Model

The Cubist model class (cubist.Cubist or cubist.cubist.Cubist) has eleven parameters and eleven attributes available. Their use is demonstrated below and the class is documented in the API Docs.

A simple use of Cubist with no added configuration is as follows:

>>> from sklearn.datasets import load_iris
>>> from sklearn.model_selection import train_test_split
>>> from cubist import Cubist
>>> X, y = load_iris(return_X_y=True, as_frame=True)
>>> X_train, X_test, y_train, y_test = train_test_split(X, y,
...                                                     random_state=42,
...                                                     test_size=0.05)
>>> model = Cubist()
>>> model.fit(X_train, y_train)
Cubist()
>>> model.score(X_train, y_train)
0.9656775005204449
>>> model.score(X_test, y_test)
0.9955073453292975

Parameters

These are the values passed to the model at initialization.

Display Options

These parameters configure and enable printing Cubist’s model report.

target_label

The printed result includes a name for the target/output (y) value. The target_label parameter can be changed to something other than the default of outcome.

verbose

The verbose parameter indicates whether Cubist should print the generated model, summary, and training performance to the console. Either an integer or Python boolean is accepted.
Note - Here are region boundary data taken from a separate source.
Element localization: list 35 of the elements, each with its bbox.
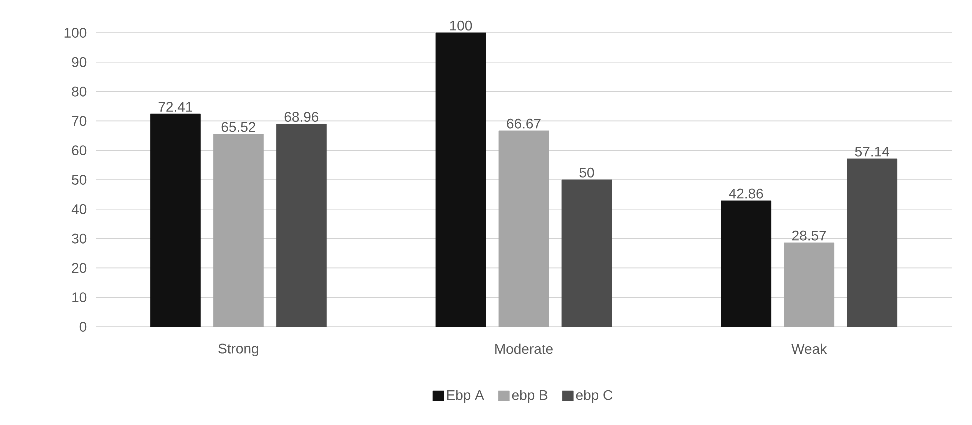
data-label: 28.57 [792,230,826,241]
data-label: 66.67 [507,118,541,129]
y-tick-label: 10 [72,292,87,303]
y-tick-label: 30 [72,234,87,244]
y-tick-label: 70 [72,116,87,126]
bar [213,134,264,328]
data-label: 57.14 [855,147,890,157]
y-tick-label: 100 [64,28,87,38]
y-tick-label: 40 [72,204,87,214]
data-label: 50 [580,168,594,178]
bar [276,124,327,328]
y-tick-label: 20 [72,263,87,274]
data-label: 100 [450,20,472,31]
x-tick-label: Weak [792,344,828,354]
x-tick-label: Moderate [496,344,553,354]
bar [784,242,835,328]
y-tick-label: 80 [72,86,87,97]
bar [562,180,612,328]
bar [847,158,898,328]
bar [436,32,486,328]
data-label: 72.41 [158,102,193,112]
x-tick-label: Strong [218,344,258,357]
y-tick-label: 60 [72,146,87,156]
legend-label: Ebp A [447,390,484,404]
legend-label: ebp B [512,390,548,404]
legend-label: ebp C [576,390,613,404]
data-label: 68.96 [284,112,319,122]
data-label: 65.52 [222,122,256,132]
data-label: 42.86 [729,188,764,199]
y-tick-label: 90 [72,57,87,68]
y-tick-label: 50 [72,175,87,185]
y-tick-label: 0 [80,322,87,332]
bar [150,114,201,328]
bar [721,200,772,328]
bar [498,130,550,328]
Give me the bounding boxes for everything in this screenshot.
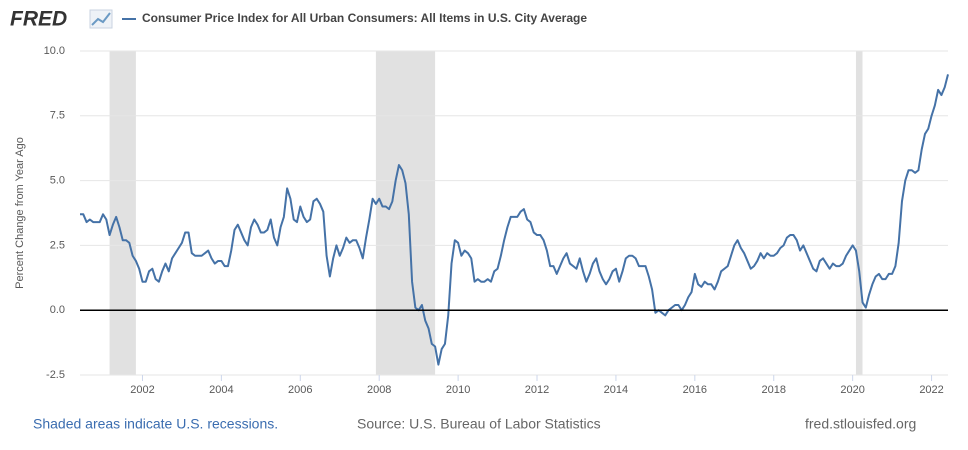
y-tick-label: 10.0: [44, 45, 65, 57]
recession-band: [375, 51, 436, 375]
y-axis-label: Percent Change from Year Ago: [14, 137, 26, 289]
x-tick-label: 2008: [367, 384, 391, 396]
plot-area: [80, 50, 948, 376]
recession-band: [109, 51, 136, 375]
site-url: fred.stlouisfed.org: [805, 416, 916, 432]
x-tick-label: 2016: [683, 384, 707, 396]
x-tick-label: 2004: [209, 384, 233, 396]
x-tick-label: 2002: [130, 384, 154, 396]
x-tick-label: 2012: [525, 384, 549, 396]
y-tick-label: 2.5: [50, 239, 65, 251]
recession-band: [855, 51, 863, 375]
y-tick-label: 7.5: [50, 110, 65, 122]
legend-label: Consumer Price Index for All Urban Consu…: [142, 11, 587, 25]
x-tick-label: 2014: [604, 384, 628, 396]
y-tick-label: -2.5: [46, 369, 65, 381]
y-tick-label: 5.0: [50, 175, 65, 187]
x-tick-label: 2022: [919, 384, 943, 396]
series-line: [80, 74, 949, 366]
logo-icon: [89, 9, 113, 29]
recession-note: Shaded areas indicate U.S. recessions.: [33, 416, 278, 432]
source: Source: U.S. Bureau of Labor Statistics: [357, 416, 601, 432]
x-tick-label: 2010: [446, 384, 470, 396]
logo: FRED: [10, 8, 67, 31]
y-tick-label: 0.0: [50, 304, 65, 316]
x-tick-label: 2020: [840, 384, 864, 396]
x-tick-label: 2018: [762, 384, 786, 396]
x-tick-label: 2006: [288, 384, 312, 396]
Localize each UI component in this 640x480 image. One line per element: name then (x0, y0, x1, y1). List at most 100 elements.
Sample Verbose Output with Custom Target Label
>>> from sklearn.datasets import load_iris
>>> from sklearn.model_selection import train_test_split
>>> from cubist import Cubist
>>> X, y = load_iris(return_X_y=True, as_frame=True)
>>> X_train, X_test, y_train, y_test = train_test_split(X, y,
...                                                     random_state=42,
...                                                     test_size=0.05)
>>> model = Cubist(n_rules=2, verbose=True,
...                target_label="custom_output")
>>> model.fit(X_train, y_train)

Cubist [Release 2.07 GPL Edition]  ...
---------------------------------

    Target attribute `custom_output'

Read 142 cases (5 attributes)

Model:

  Rule 1: [48 cases, mean 0.0, range 0 to 0, est err 0.0]

    if
        petal width (cm) <= 0.6
    then
        custom_output = 0

  Rule 2: [94 cases, mean 1.5, range 1 to 2, est err 0.2]

    if
        petal width (cm) > 0.6
    then
        custom_output = 0.2 + 0.76 petal width (cm) + 0.271 petal length (cm)
                      - 0.45 sepal width (cm)


Evaluation on training data (142 cases):

    Average  |error|                0.1
    Relative |error|               0.16
    Correlation coefficient        0.98


        Attribute usage:
          Conds  Model

          100%    66%    petal width (cm)
                  66%    sepal width (cm)
                  66%    petal length (cm)


Time: 0.0 secs

Cubist(n_rules=2, target_label='custom_output', verbose=True)

Model Construction

These parameters control the model structure.

n_rules

Varying the n_rules parameter changes the maximum number of rules Cubist will generate for a model. Recall the definition of a rule from the Introduction.

n_committees

Varying the n_committees parameter changes the number of models (called committees) Cubist will generate. Recall the definition of a committee from the Introduction.

neighbors

Varying the neighbors parameter changes the number of nearest neighbors Cubist will use to correct the rule-based prediction. Using this feature may improve accuracy at the cost of interpretability as the linear models won’t be completely followed. Additionally the training dataset will be cached in the model to support future predictions.

unbiased

Toggling unbiased determines whether to allow the mean predicted value for the training cases covered by a rule to differ from their mean value. The default is to minimize the average absolute error.

extrapolation

Varying the extrapolation parameter changes the percentage outside of the output values seen in the training dataset to which Cubist can extrapolate.

Alternative Modes

These parameters control the mode in which the model is being used. The standard behavior is to train the model given the model tuning settings or their respective defaults.

auto

Cubist can be allowed to determine whether to introduce instance-based corrections with a composite model by leaving neighbors unset and setting auto=True. This feature may increase training time and may produce a warning with regards to Cubist’s recommendation. This can be effective as an initial experiment to consider the benefits of a composite model.

sample

When training on a large dataset, Cubist can subsample from the training dataset with the training percentage set by the sample parameter.

cv

random_state

Setting a value for random_state sets the random seed for Cubist to enable repeatable cross-validation and sampling.